Mais parler de la guerre, parler de ses désastres, de ses infamies, de ses horreurs, c’est parler de ceux qui la subissent et ceux-là sont avant tout ceux qui la font, jouets misérables de volontés toutes puissantes et à l’abri, ces soldats, bourreaux parfois, complices souvent, victimes toujours. Parler d’eux, de ces soldats bien moins machines de guerre que chair à canons, c’est inévitablement parler des hommes, de l’homme, du mâle et de son destin, ce destin sur lequel pèse la plus effroyable des menaces : être un homme, c’est, peut-être, un jour, être un soldat. Lorsqu’en 1914 comme en d’autres temps l’hypothèse se mue en certitude, lorsque le risque devient évidence, alors surgit, dans une ironie perverse, le détournement de cette loi du plus fort, fondatrice et gardienne de tant de privilèges jalousement préservés et qui, en temps de guerre, obéit à cet aboutissement si monstrueusement logique.

Ces hommes que sont avant tout les soldats, ces individualités qui ont signé de leur sang cette page funeste de notre Histoire, ces êtres dont leur masculinité faisait (et fait encore)des êtres prédestinés, prédestinés à la souffrance et à la mort, la majorité des auteurs que nous avons retenu ont choisi de les évoquer longuement, chacun à sa manière ; de ces pages, nous avons voulu retenir tout particulièrement la détresse poignante qui se dégage, celle de ces personnages masculins qui subissent leur masculinité comme une damnation, indépendamment d’autres personnages qui la revendiquent orgueilleusement.

On a tenté de montrer également que le soldat, figure traditionnellement héroïque dans le champ social comme dans le champ littéraire, est parfois, lorsqu’il revient à l’arrière, totalement désorienté. Dès lors il ne saurait plus apparaître comme l’incarnation de la force mais plutôt comme celle de la faiblesse.

Cette faiblesse revêt deux aspects principaux qui nous semblent précisément abordés dans ces romans de l’après-guerre que sont Aurélien et Gilles : le désarroi du premier témoigne de cette meurtrissure à jamais présente qui fait d’un homme ayant côtoyé l'ignominie et l’absurdité au quotidien, un parfait étranger dans une société où la vie continue, cette vie normale dont il ne sait rien, lui dont la vie à échappé durant quatre ans à toute espèce de norme. Le désarroi du second est celui de ce courant de pensée qui recrée une filiation maurrassienne : pour elle, la guerre nourrit idéalement l'espérance de renouer avec une certaine idée de la noblesse morale, de l’honneur et de la dignité, qui ne peut s’acquérir qu’au prix d’un affrontement primordial avec le péril et la mort dans un combat d’homme à homme.
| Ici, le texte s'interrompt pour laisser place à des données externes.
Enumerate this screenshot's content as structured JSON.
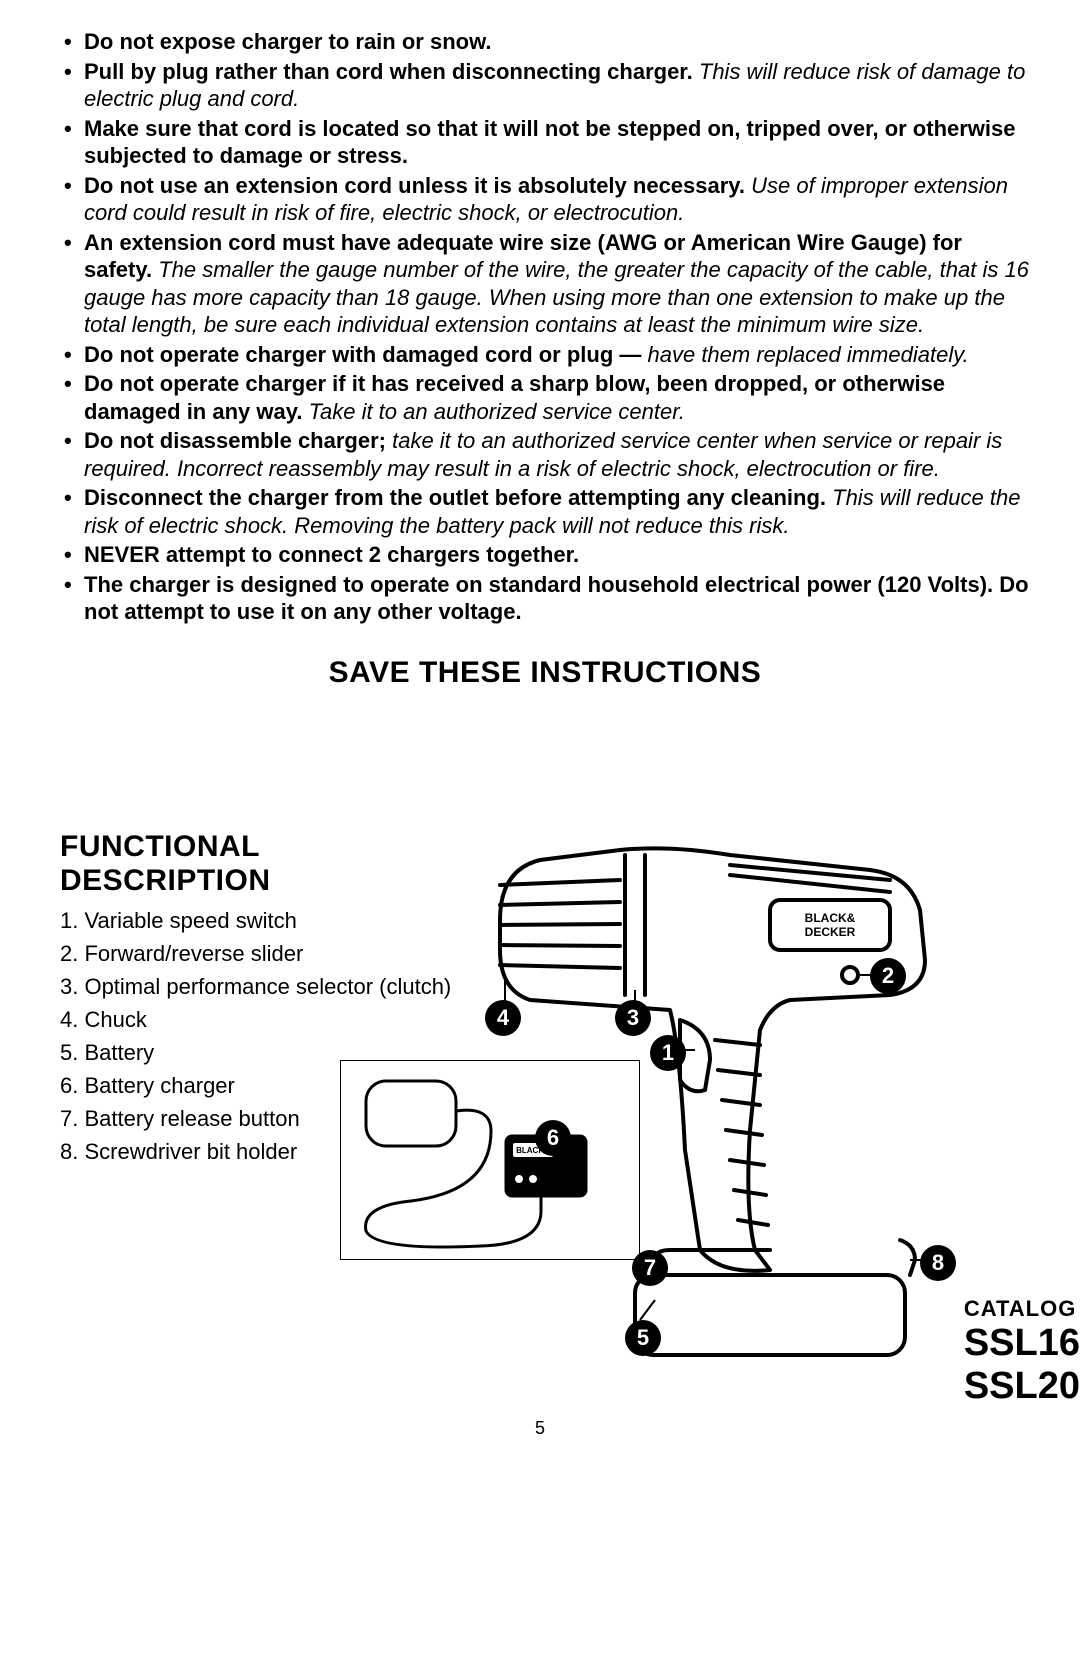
{
  "bullets": [
    {
      "bold": "Do not expose charger to rain or snow.",
      "italic": ""
    },
    {
      "bold": "Pull by plug rather than cord when disconnecting charger.",
      "italic": " This will reduce risk of damage to electric plug and cord."
    },
    {
      "bold": "Make sure that cord is located so that it will not be stepped on, tripped over, or otherwise subjected to damage or stress.",
      "italic": ""
    },
    {
      "bold": "Do not use an extension cord unless it is absolutely necessary.",
      "italic": " Use of improper extension cord could result in risk of fire, electric shock, or electrocution."
    },
    {
      "bold": "An extension cord must have adequate wire size (AWG or American Wire Gauge) for safety.",
      "italic": " The smaller the gauge number of the wire, the greater the capacity of the cable, that is 16 gauge has more capacity than 18 gauge. When using more than one extension to make up the total length, be sure each individual extension contains at least the minimum wire size."
    },
    {
      "bold": "Do not operate charger with damaged cord or plug —",
      "italic": " have them replaced immediately."
    },
    {
      "bold": "Do not operate charger if it has received a sharp blow, been dropped, or otherwise damaged in any way.",
      "italic": " Take it to an authorized service center."
    },
    {
      "bold": "Do not disassemble charger;",
      "italic": " take it to an authorized service center when service or repair is required. Incorrect reassembly may result in a risk of electric shock, electrocution or fire."
    },
    {
      "bold": "Disconnect the charger from the outlet before attempting any cleaning.",
      "italic": " This will reduce the risk of electric shock. Removing the battery pack will not reduce this risk."
    },
    {
      "bold": "NEVER attempt to connect 2 chargers together.",
      "italic": ""
    },
    {
      "bold": "The charger is designed to operate on standard household electrical power (120 Volts). Do not attempt to use it on any other voltage.",
      "italic": ""
    }
  ],
  "save_heading": "SAVE THESE INSTRUCTIONS",
  "func_title": "FUNCTIONAL DESCRIPTION",
  "func_items": [
    "1. Variable speed switch",
    "2. Forward/reverse slider",
    "3. Optimal performance selector (clutch)",
    "4. Chuck",
    "5. Battery",
    "6. Battery charger",
    "7. Battery release button",
    "8. Screwdriver bit holder"
  ],
  "callouts": {
    "c1": "1",
    "c2": "2",
    "c3": "3",
    "c4": "4",
    "c5": "5",
    "c6": "6",
    "c7": "7",
    "c8": "8"
  },
  "catalog_label": "CATALOG",
  "model1": "SSL16",
  "model2": "SSL20",
  "page_number": "5",
  "colors": {
    "text": "#000000",
    "bg": "#ffffff",
    "callout_bg": "#000000",
    "callout_fg": "#ffffff"
  }
}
Il est frappant de constater que ces regards opposés sur la guerre – haine chez Aurélien et amour chez Gilles – se trouvent comme expliqués par les auteurs des romans de guerre que nous avons choisis. En effet, si Aurélien et Gilles montrent des personnages revenus de la guerre, Montherlant, Malraux, Romains et Genevoix signent des œuvres se déroulant précisément au cœur même du front, et évoquent donc des personnages sous le feu incessant des armes. Il semble alors que soit montrée dans ces romans de guerre, non seulement l’expérience du front de leurs personnages mais aussi celle d’Aurélien et de Gilles, expérience retracée de manière plus ou moins elliptique dans ces deux œuvres. Il nous apparaît que Romains et Genevoix disent « l’avant »de l’histoire d’Aurélien et qu’Aragon en retrace « l’après », comme si Prélude à Verdun, Verdun et Ceux de 14 constituaient une explication au sombre malaise d’Aurélien. On peut dire de même à propos de La Relève du Matin, du Songe et de L’Espoir, qui expriment cette même vénération de la guerre que ressent Gilles, et qui explicitent son bonheur au combat, plus généralement évoqué que montré dans ce roman de Drieu.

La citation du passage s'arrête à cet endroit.